Lo más destacable es el incremento del déficit público y la deuda por el auxilio financiero. Este no es un fenómeno estrictamente nacional, sino que se ha ejercido en el mundo muchas veces antes, pero su principal característica es que en la Gran Recesión se está operando la mayor transfusión de riqueza con relación a cualquier otro momento histórico: nunca tantos dieron tanto dinero a tan pocos y tan ricos sin pedirles nada a cambio.
Se ha dicho: hay que rescatar a los bancos para salvar a la economía, pero después de transferidos decenas de miles de millones de euros al sector financiero en forma de capitalización directa, avales, compra de activos, etcétera, la economía real no funciona. Según los datos publicados, la caída del crédito en España a las familias y empresas es la mayor en los últimos 50 años, desde que existen las series históricas.
3. Perspectiva comparada. Esa sensación mayoritaria (avalada por los datos) de que desde 2007 se ha gastado mucho más dinero en rescatar a los grandes bancos que en ayudar a los ciudadanos que se están quedando por el camino de la recesión, es un dato político de primera magnitud. Un comunicado reciente del Bank of America, una de las entidades más apoyadas por las distintas Administraciones americanas, dice que pagará 2.430 millones de dólares para cerrar una demanda colectiva de un grupo de inversores. Se trata de un acuerdo extrajudicial en el que el banco rechaza las acusaciones de irregularidad, pero lo asume bondadosamente porque dice que elimina incertidumbres y riesgos para sus accionistas.

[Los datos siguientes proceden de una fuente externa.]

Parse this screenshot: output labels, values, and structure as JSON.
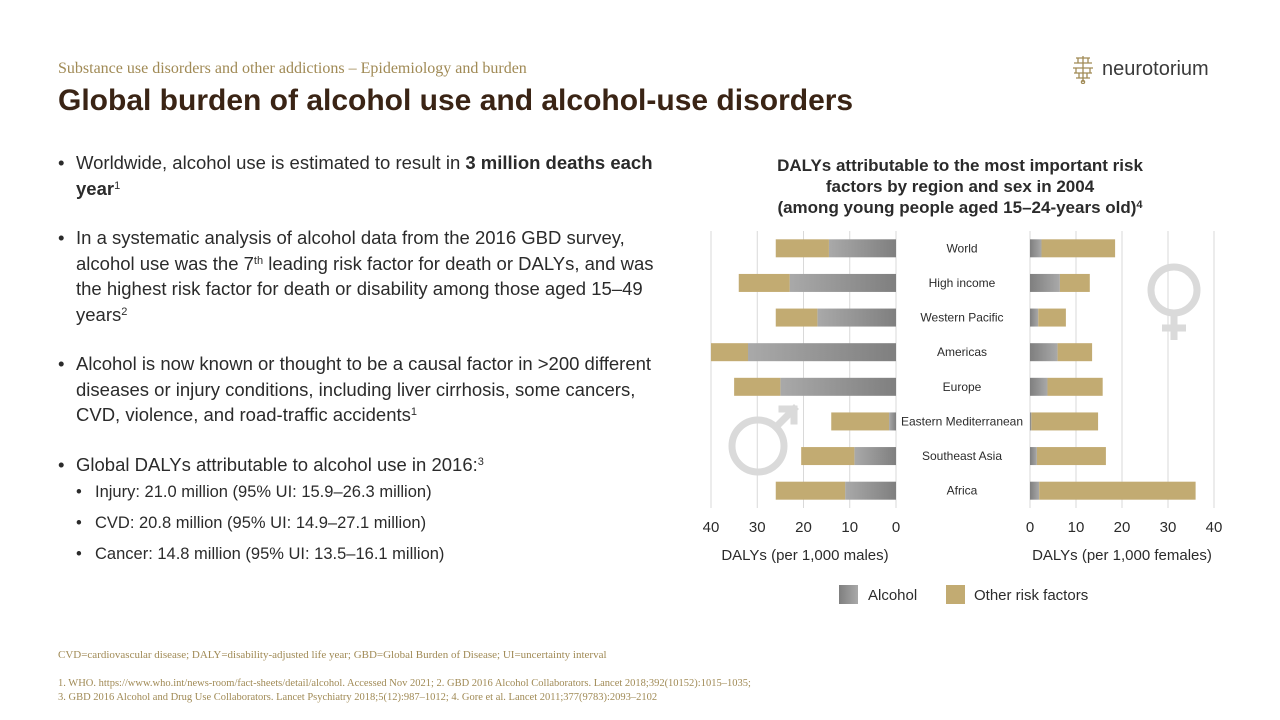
{
  "header": {
    "subtitle": "Substance use disorders and other addictions – Epidemiology  and burden",
    "title": "Global burden of alcohol use and alcohol-use disorders"
  },
  "logo": {
    "text": "neurotorium",
    "icon": "brain-logo-icon"
  },
  "bullets": [
    {
      "pre": "Worldwide, alcohol use is estimated to result in ",
      "bold": "3 million deaths each year",
      "sup": "1"
    },
    {
      "pre": "In a systematic analysis of alcohol data from the 2016 GBD survey, alcohol use was the 7",
      "sup_mid": "th",
      "post": " leading risk factor for death or DALYs, and was the highest risk factor for death or disability among  those aged 15–49 years",
      "sup": "2"
    },
    {
      "pre": "Alcohol  is now known or thought  to be a causal factor in >200 different diseases or injury conditions, including liver cirrhosis, some cancers, CVD, violence, and road-traffic accidents",
      "sup": "1"
    },
    {
      "pre": "Global DALYs attributable  to alcohol use in 2016:",
      "sup": "3",
      "sub": [
        "Injury: 21.0 million (95% UI: 15.9–26.3 million)",
        "CVD: 20.8 million (95% UI: 14.9–27.1 million)",
        "Cancer: 14.8 million (95% UI: 13.5–16.1 million)"
      ]
    }
  ],
  "chart_data": {
    "type": "bar",
    "orientation": "horizontal",
    "stacked": true,
    "layout": "back-to-back",
    "title_lines": [
      "DALYs attributable to the most important risk",
      "factors by region and sex in 2004",
      "(among young people aged 15–24-years old)"
    ],
    "title_sup": "4",
    "categories": [
      "World",
      "High income",
      "Western Pacific",
      "Americas",
      "Europe",
      "Eastern Mediterranean",
      "Southeast Asia",
      "Africa"
    ],
    "panels": [
      {
        "sex": "male",
        "xlabel": "DALYs (per 1,000 males)",
        "xlim": [
          0,
          40
        ],
        "ticks": [
          40,
          30,
          20,
          10,
          0
        ],
        "direction": "leftward",
        "symbol": "male-symbol-icon",
        "series": [
          {
            "name": "Alcohol",
            "values": [
              14.5,
              23,
              17,
              32,
              25,
              1.5,
              9,
              11
            ]
          },
          {
            "name": "Other risk factors",
            "values": [
              11.5,
              11,
              9,
              8,
              10,
              12.5,
              11.5,
              15
            ]
          }
        ]
      },
      {
        "sex": "female",
        "xlabel": "DALYs (per 1,000 females)",
        "xlim": [
          0,
          40
        ],
        "ticks": [
          0,
          10,
          20,
          30,
          40
        ],
        "direction": "rightward",
        "symbol": "female-symbol-icon",
        "series": [
          {
            "name": "Alcohol",
            "values": [
              2.5,
              6.5,
              1.8,
              6,
              3.8,
              0.3,
              1.5,
              2
            ]
          },
          {
            "name": "Other risk factors",
            "values": [
              16,
              6.5,
              6,
              7.5,
              12,
              14.5,
              15,
              34
            ]
          }
        ]
      }
    ],
    "legend": [
      "Alcohol",
      "Other risk factors"
    ],
    "legend_position": "bottom",
    "grid": true,
    "colors": {
      "alcohol": "#7f7f7f",
      "alcohol_light": "#a9a9a9",
      "other": "#c2ab72",
      "grid": "#d9d9d9",
      "symbol": "#dadada"
    }
  },
  "footer": {
    "abbreviations": "CVD=cardiovascular  disease; DALY=disability-adjusted life year; GBD=Global Burden of Disease; UI=uncertainty interval",
    "ref_line1": "1. WHO. https://www.who.int/news-room/fact-sheets/detail/alcohol. Accessed Nov 2021; 2. GBD 2016 Alcohol Collaborators. Lancet 2018;392(10152):1015–1035;",
    "ref_line2": "3. GBD 2016 Alcohol and Drug Use Collaborators. Lancet Psychiatry 2018;5(12):987–1012; 4. Gore et al. Lancet 2011;377(9783):2093–2102"
  }
}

Lo del Bank of America no es excepcional. Muchos bancos que abusaron con sus sofisticados y opacos productos financieros negocian las multas que tendrán que pagar por aquellos. En la mayor parte de los casos, esas multas son de una cuantía menor que los beneficios que cosecharon con sus prácticas ilícitas. El camino siempre es el siguiente: los bancos amenazan con una batalla jurídica interminable (tienen brigadas de bufetes de abogados a su servicio); a continuación se llega a un compromiso y los bancos pagan una multa sin admitir ni negar su culpabilidad. Además, prometen no volver a las andadas, pero nada más prometerlo se dedican a conductas similares. Otra vez se llevan una regañina (como la que acaba de echarles el FMI) y otra multa. Pero los incentivos perversos permanecen.
Es lo que Stiglitz ha denominado “el capitalismo granuja”.